Friday, October 3, 2008

Poetry Friday - Spring I Sing

Spring, I sing,
and robins bring branches for nests;
and the trees, which had undressed,
must have eaten the Fruit, I guess,
for they gather their leaves about them.

The warblers giggle their anthem,
the weather is getting better,
the breeze is cool like a feather,
I fling out my arms like a satyr,
and it's Spring.

[1969]

One benefit of having written for a long time is that I can read what I wrote years ago with some detachment. With my old poems it goes beyond that -- I can't remember the person who wrote them, often can't imagine what I thought I was doing when I wrote them. This poem, which aside from Règne Animal is the only poem I kept from high school, seems to stand out in my older verse. Not very far, I admit. I knew almost as soon as I'd finished it that "Règne Animal" was a jump forward from what I'd written before, but didn't know what to write next. Up to that point I'd been writing mostly imitations of Bob Dylan, e. e. cummings, and Gerard Manley Hopkins (whose influence is noticeable in this one, I think), with some influence from other modernists I'd read (Eliot, Pound, Auden, etc.).
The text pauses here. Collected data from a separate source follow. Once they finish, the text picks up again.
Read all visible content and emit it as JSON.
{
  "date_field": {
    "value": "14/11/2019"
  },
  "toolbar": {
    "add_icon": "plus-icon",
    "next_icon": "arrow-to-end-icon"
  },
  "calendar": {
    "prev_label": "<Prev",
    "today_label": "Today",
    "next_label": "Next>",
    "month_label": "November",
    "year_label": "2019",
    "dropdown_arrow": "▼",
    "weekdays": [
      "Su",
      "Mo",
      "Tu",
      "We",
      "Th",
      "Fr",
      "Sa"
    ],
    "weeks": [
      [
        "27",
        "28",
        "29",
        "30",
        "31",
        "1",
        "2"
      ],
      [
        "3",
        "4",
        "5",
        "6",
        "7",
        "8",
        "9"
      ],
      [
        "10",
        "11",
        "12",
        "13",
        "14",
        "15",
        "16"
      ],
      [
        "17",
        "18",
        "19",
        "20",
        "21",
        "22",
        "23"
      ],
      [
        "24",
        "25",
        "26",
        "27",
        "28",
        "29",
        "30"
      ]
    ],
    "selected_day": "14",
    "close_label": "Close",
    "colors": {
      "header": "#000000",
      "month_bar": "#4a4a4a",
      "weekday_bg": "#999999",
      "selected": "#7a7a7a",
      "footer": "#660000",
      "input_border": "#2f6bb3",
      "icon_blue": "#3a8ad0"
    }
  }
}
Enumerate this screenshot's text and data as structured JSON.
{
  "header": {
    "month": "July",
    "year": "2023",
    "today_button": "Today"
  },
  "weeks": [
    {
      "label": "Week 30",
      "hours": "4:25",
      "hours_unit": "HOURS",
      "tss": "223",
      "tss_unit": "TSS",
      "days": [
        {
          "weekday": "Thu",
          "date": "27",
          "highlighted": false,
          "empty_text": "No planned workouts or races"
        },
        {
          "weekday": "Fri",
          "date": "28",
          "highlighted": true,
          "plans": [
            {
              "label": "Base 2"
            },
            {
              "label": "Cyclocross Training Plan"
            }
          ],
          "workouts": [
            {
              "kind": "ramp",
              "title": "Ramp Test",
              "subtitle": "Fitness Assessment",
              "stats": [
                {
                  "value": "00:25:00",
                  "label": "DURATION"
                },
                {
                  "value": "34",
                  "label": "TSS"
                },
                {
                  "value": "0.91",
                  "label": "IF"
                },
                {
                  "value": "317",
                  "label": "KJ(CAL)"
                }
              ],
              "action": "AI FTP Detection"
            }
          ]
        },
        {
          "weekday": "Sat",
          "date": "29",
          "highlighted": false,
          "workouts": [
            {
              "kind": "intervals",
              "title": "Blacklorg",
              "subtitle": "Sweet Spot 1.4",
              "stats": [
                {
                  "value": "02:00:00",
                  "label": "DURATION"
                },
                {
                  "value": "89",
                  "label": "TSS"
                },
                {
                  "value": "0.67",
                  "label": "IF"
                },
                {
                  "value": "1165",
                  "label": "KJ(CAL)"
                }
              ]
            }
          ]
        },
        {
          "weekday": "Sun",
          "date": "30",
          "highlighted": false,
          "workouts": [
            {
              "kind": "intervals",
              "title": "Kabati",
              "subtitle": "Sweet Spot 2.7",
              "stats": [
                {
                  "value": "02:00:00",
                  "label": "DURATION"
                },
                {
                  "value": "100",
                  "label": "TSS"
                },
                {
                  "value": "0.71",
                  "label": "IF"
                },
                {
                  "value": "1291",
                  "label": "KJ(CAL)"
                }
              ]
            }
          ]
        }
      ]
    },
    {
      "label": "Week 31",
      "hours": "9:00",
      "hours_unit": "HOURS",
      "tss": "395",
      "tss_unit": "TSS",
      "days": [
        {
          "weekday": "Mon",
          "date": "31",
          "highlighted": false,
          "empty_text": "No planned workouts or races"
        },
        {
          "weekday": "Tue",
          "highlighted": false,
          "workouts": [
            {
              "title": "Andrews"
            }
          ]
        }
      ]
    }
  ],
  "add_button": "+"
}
For most of the next couple of years I went on playing around with forms (I wrote a lot of triolets especially) and formlessness, just seeing what came out of my head. And while it's not bad for student versifying, I think, it's nothing special either. That didn't bother me so much then, but later in the Seventies when I began writing poetry again after a long hiatus, it mattered more.